In-session check (raise-your-hand interaction)
The speaker notes that students raised hands to indicate agreement or understanding; used as a quick feedback mechanism.
This demonstrates the use of a simple poll to gauge comprehension about whether a correlation implies causation.
Core question: Why does correlation not imply causation?
The speaker asks: Why does it not say that A causes B? A correlation does not tell me that A causes B.
The mental model trap: people often think there is a direct causal link when they observe a correlation.
The transcript emphasizes that correlation can be confusing or misinterpreted by the mind.
The phrase "first of all, if you feel bad… they just give you" implies that there is an intuitive narrative that correlation could be misread as causation; the speaker's mumbled examples illustrate this confusion.
Transcript fragment: illustrative example
The speaker mentions: "A no pill because if your sugar hasn't been on the side of your physiology." This seems to describe a scenario where giving a pill (or placebo) yields nothing if there is no physiological relation; the key takeaway is that correlation between symptoms and treatment does not imply that the treatment affects the symptom.

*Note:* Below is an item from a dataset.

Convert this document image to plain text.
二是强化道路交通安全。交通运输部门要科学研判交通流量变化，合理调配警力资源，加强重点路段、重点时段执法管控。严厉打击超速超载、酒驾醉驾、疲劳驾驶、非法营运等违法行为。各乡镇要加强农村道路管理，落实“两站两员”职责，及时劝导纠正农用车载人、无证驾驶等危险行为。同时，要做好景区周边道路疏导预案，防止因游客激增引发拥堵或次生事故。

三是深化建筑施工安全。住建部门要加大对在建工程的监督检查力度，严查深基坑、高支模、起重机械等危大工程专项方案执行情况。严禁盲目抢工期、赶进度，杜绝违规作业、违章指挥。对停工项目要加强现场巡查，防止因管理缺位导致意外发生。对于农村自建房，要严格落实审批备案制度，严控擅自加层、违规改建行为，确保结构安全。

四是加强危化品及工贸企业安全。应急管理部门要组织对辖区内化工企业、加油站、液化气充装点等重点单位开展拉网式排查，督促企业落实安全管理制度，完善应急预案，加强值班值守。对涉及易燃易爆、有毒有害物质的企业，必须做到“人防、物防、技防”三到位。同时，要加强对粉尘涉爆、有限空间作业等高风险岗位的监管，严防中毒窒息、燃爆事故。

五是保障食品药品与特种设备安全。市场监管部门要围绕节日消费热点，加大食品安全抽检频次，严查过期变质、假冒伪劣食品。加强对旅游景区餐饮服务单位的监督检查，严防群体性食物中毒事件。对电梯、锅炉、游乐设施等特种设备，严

Note: The transcript ends abruptly with "It's just" indicating the speaker did not finish the thought; the example is incomplete.
Key concepts and definitions
Relationship vs causation: A correlation measures association, not causation.

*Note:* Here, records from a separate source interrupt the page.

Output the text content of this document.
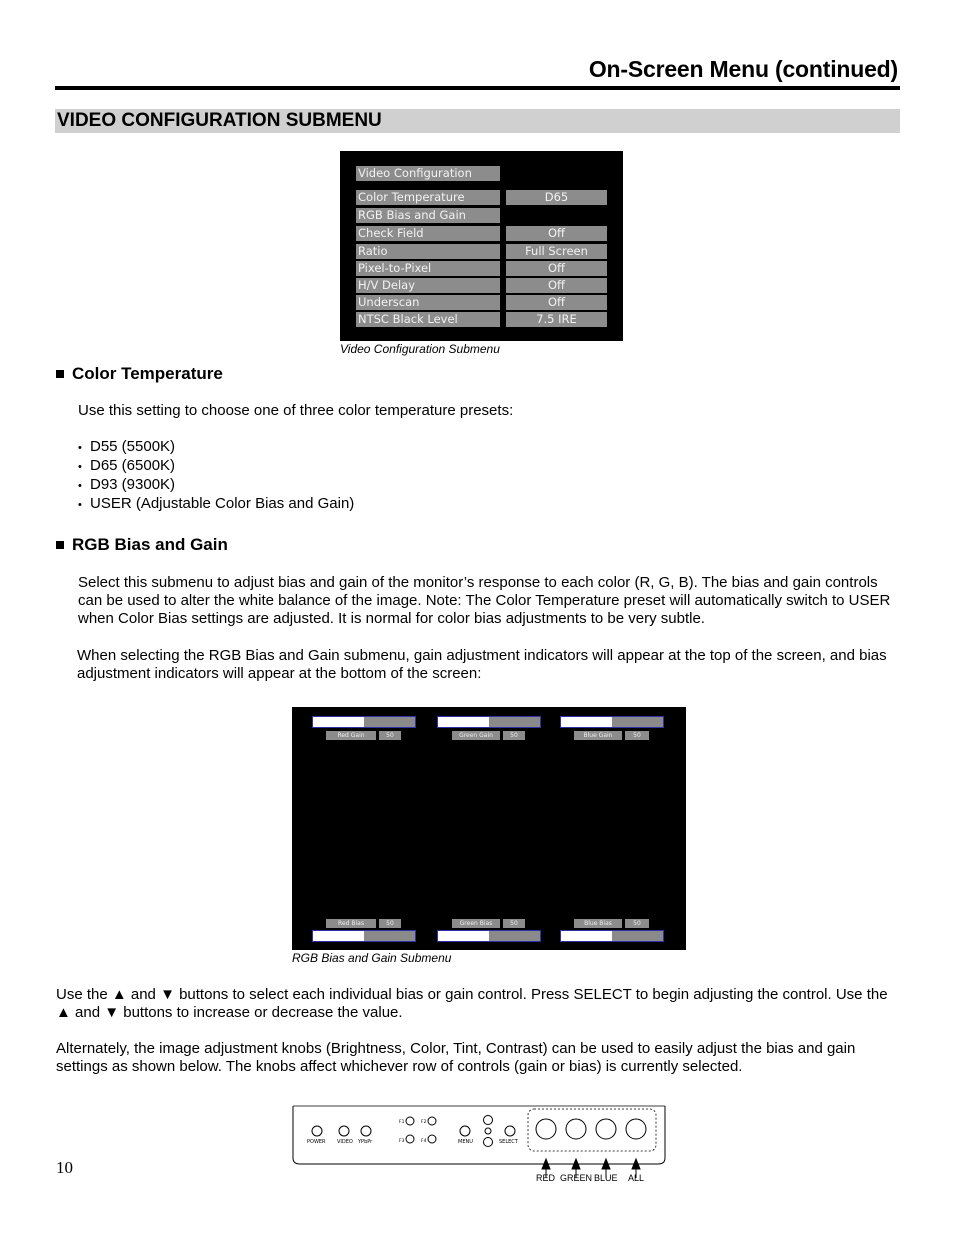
On-Screen Menu (continued)
VIDEO CONFIGURATION SUBMENU
Video Configuration
Color Temperature	D65
RGB Bias and Gain
Check Field	Off
Ratio	Full Screen
Pixel-to-Pixel	Off
H/V Delay	Off
Underscan	Off
NTSC Black Level	7.5 IRE
Video Configuration Submenu
Color Temperature
Use this setting to choose one of three color temperature presets:
• D55 (5500K)
• D65 (6500K)
• D93 (9300K)
• USER (Adjustable Color Bias and Gain)
RGB Bias and Gain
Select this submenu to adjust bias and gain of the monitor’s response to each color (R, G, B). The bias and gain controls can be used to alter the white balance of the image. Note: The Color Temperature preset will automatically switch to USER when Color Bias settings are adjusted. It is normal for color bias adjustments to be very subtle.
When selecting the RGB Bias and Gain submenu, gain adjustment indicators will appear at the top of the screen, and bias adjustment indicators will appear at the bottom of the screen:
Red Gain	50	Green Gain	50	Blue Gain	50
Red Bias	50	Green Bias	50	Blue Bias	50
RGB Bias and Gain Submenu
Use the ▲ and ▼ buttons to select each individual bias or gain control. Press SELECT to begin adjusting the control. Use the ▲ and ▼ buttons to increase or decrease the value.
Alternately, the image adjustment knobs (Brightness, Color, Tint, Contrast) can be used to easily adjust the bias and gain settings as shown below. The knobs affect whichever row of controls (gain or bias) is currently selected.
POWER VIDEO YPbPr
F1	F2
F3	F4	MENU	SELECT
RED GREEN BLUE ALL
10
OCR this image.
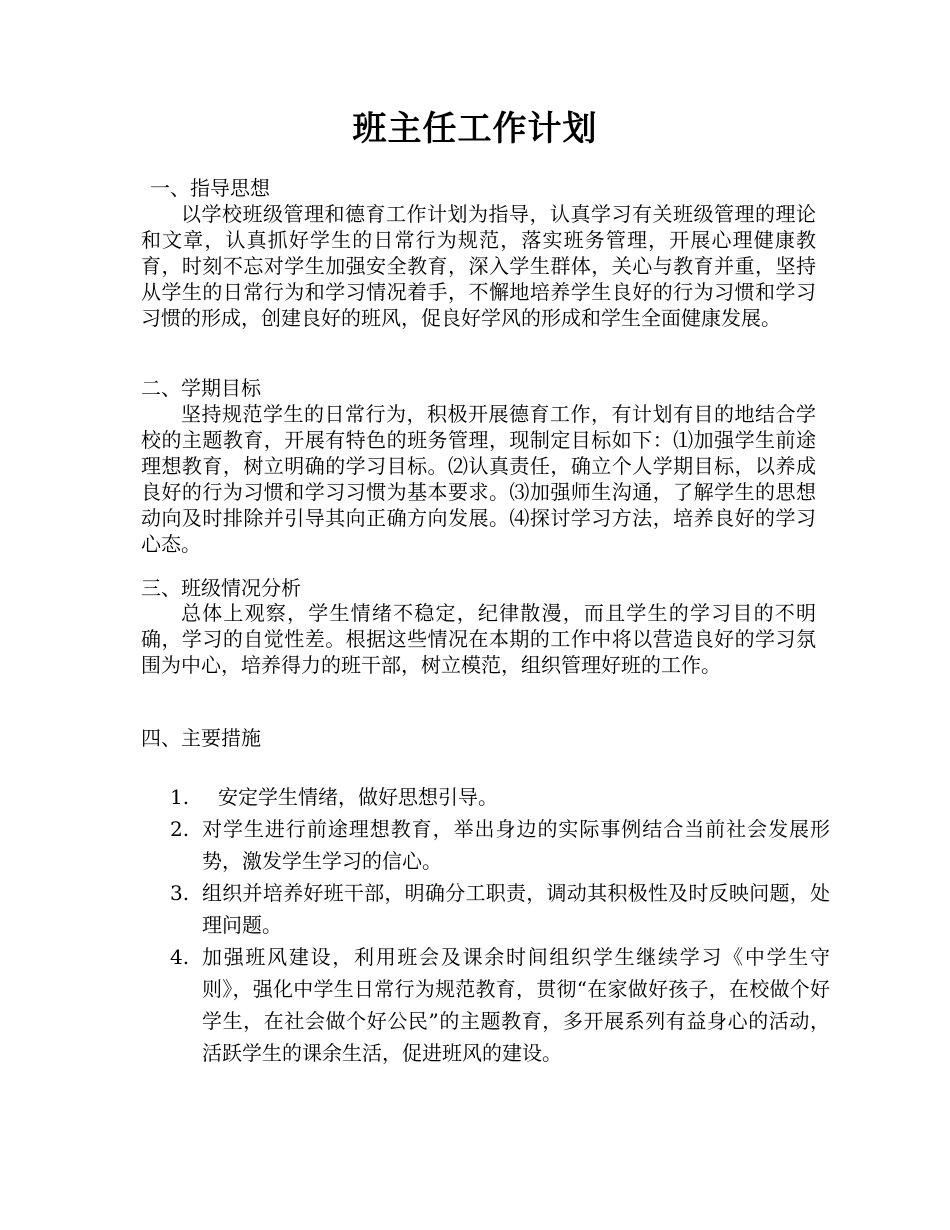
班主任工作计划
一、指导思想
以学校班级管理和德育工作计划为指导，认真学习有关班级管理的理论和文章，认真抓好学生的日常行为规范，落实班务管理，开展心理健康教育，时刻不忘对学生加强安全教育，深入学生群体，关心与教育并重，坚持从学生的日常行为和学习情况着手，不懈地培养学生良好的行为习惯和学习习惯的形成，创建良好的班风，促良好学风的形成和学生全面健康发展。
二、学期目标
坚持规范学生的日常行为，积极开展德育工作，有计划有目的地结合学校的主题教育，开展有特色的班务管理，现制定目标如下：⑴加强学生前途理想教育，树立明确的学习目标。⑵认真责任，确立个人学期目标，以养成良好的行为习惯和学习习惯为基本要求。⑶加强师生沟通，了解学生的思想动向及时排除并引导其向正确方向发展。⑷探讨学习方法，培养良好的学习心态。
三、班级情况分析
总体上观察，学生情绪不稳定，纪律散漫，而且学生的学习目的不明确，学习的自觉性差。根据这些情况在本期的工作中将以营造良好的学习氛围为中心，培养得力的班干部，树立模范，组织管理好班的工作。
四、主要措施
1.	安定学生情绪，做好思想引导。
2. 对学生进行前途理想教育，举出身边的实际事例结合当前社会发展形势，激发学生学习的信心。
3. 组织并培养好班干部，明确分工职责，调动其积极性及时反映问题，处理问题。
4. 加强班风建设，利用班会及课余时间组织学生继续学习《中学生守则》，强化中学生日常行为规范教育，贯彻“在家做好孩子，在校做个好学生，在社会做个好公民”的主题教育，多开展系列有益身心的活动，活跃学生的课余生活，促进班风的建设。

Variables: Two or more quantities measured across units.
Causation requires manipulation and control (experimental design) or stronger inference beyond correlation.
Confounding variable: A third variable that influences both A and B, creating a spurious association.
Directionality problem: correlation does not indicate which variable influences the other.
Significance testing: t=r1−r2n−2 with degrees of freedom df=n−2
Note: For non-linear relationships, r may be near zero even if a strong non-linear relationship exists.
Why researchers care about not conflating correlation with causation
Correct interpretation prevents erroneous conclusions in science, medicine, and policy.
Observational data can show associations but cannot prove causation without randomized experiments or quasi-experimental designs.
Real-world relevance and examples
A classic cautionary example: increasing ice cream sales correlate with drowning incidents due to a third variable (temperature); this demonstrates a spurious correlation due to a confounder.
In medicine, correlations between a biomarker and disease risk do not prove that changing the biomarker will change risk.
Ethical and practical implications
Do not claim causation from correlation; require experimental or quasi-experimental evidence.
Transparent reporting of limitations.
Connections to foundational principles
Ties to experimental design, randomization, control groups, and causal inference frameworks.
Quick recap
Correlation tests existence of association; do not imply causation.
Use careful study design to draw causal conclusions.